Movie Times North by Northwest
(1959) The grandfather of the James Bond adventures, with ever-traveling hero, gentlemanly villain and untrustworthy woman—and smashing set pieces scored to ominous music (Bernard Herrmann), music that's like a whole separate layer of the film. When an ad man stands up at the wrong moment at the Plaza Hotel, he's mistaken for one Irving Kaplan, an American superagent; from this point on he's pursued by agents of the spymaster Van Damm (James Mason at his silkiest). The movie summed up Alfred Hitchcock's American films, according to the director. Those sniffing around the subtext of Hitch can find some meat in the Taming of the Squire sequences, in which the suave ad man, Roger O. Thornhill (Cary Grant), gets treated like a trick who won't leave by Eva Marie Saint. But mostly, the film is a surreal version of the pioneers' American journey, full of frontier tall-tale elements: from the Temperance fantasy of the city villains who force you to drink to the perilous train trip to the prairies, where a single biplane stands in for thousands of locusts. (Plays Aug 23 at sundown in San Jose at Cinema San Pedro; free; please, no outside food or drink.)

Movie Times Safety Last
(1923) The Boy (Harold Lloyd) leaves Great Bend and heads to the city.

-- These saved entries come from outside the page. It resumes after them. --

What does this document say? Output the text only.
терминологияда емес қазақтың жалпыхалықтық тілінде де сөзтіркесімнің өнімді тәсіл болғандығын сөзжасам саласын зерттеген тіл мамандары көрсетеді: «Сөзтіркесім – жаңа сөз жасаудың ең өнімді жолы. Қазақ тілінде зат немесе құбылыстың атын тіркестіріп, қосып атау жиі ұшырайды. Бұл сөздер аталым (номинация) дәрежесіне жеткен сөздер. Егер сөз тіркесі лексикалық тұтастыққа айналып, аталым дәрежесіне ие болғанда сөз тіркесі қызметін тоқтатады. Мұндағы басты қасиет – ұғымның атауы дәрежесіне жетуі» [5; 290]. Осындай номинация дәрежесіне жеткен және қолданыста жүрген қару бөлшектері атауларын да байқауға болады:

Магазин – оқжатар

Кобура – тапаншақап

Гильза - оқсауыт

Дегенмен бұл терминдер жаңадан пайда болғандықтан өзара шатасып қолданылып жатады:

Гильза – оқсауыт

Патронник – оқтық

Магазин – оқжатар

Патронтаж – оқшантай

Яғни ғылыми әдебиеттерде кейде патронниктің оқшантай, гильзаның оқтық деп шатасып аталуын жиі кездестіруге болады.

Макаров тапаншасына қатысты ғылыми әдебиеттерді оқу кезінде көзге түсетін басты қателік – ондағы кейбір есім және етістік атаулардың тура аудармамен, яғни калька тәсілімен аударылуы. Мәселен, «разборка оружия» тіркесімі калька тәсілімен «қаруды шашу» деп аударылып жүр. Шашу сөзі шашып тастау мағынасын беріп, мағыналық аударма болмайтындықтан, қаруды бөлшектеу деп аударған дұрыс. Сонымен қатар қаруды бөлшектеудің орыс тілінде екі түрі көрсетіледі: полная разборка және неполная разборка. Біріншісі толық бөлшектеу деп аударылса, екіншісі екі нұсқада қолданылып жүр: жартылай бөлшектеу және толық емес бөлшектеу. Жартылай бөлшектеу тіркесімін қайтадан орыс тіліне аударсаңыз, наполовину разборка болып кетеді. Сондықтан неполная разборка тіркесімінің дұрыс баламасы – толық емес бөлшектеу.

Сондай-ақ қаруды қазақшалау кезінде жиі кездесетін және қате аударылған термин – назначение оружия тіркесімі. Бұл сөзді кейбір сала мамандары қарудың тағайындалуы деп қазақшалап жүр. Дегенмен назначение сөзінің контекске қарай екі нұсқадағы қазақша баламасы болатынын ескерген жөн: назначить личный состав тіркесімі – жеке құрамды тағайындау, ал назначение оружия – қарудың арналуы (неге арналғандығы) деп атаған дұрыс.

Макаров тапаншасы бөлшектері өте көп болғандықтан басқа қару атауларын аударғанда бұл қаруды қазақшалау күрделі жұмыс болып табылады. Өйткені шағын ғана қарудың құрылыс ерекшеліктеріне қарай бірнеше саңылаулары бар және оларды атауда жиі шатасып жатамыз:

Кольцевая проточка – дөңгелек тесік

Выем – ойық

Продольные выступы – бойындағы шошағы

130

He sends back letters boasting of his accomplishments at a department store. Actually, he is a yardage clerk, and his efforts to hide this humble position get him into trouble. Having built this tower of lies, he ends up obliged to climb it. Hal Roach co-wrote Safety Last, and it has its crude side—more than a couple of black and Jew jokes intrude. But the gags about the maddeningly formal life in department stores are well observed: one wealthy dame is said to be shocked by the sight of Lloyd's shirt sleeves. And the finale is Lloyd's best-known scene, an example of the interior logic of silent comedy, in which it is only natural that a lion might be prowling a skyscraper. The action is built around the famous clock-tower scene—which Spider-Man 2 references, since who is Peter Parker if not the latest version of Lloyd's "specs character"? The clock has two hands, but Lloyd only had 1 1/2, since he had been maimed in a prop explosion years before. Chris Elliot at the Stanford's Wurlitzer. (Plays Aug 18 in Palo Alto at the Stanford Theatre.)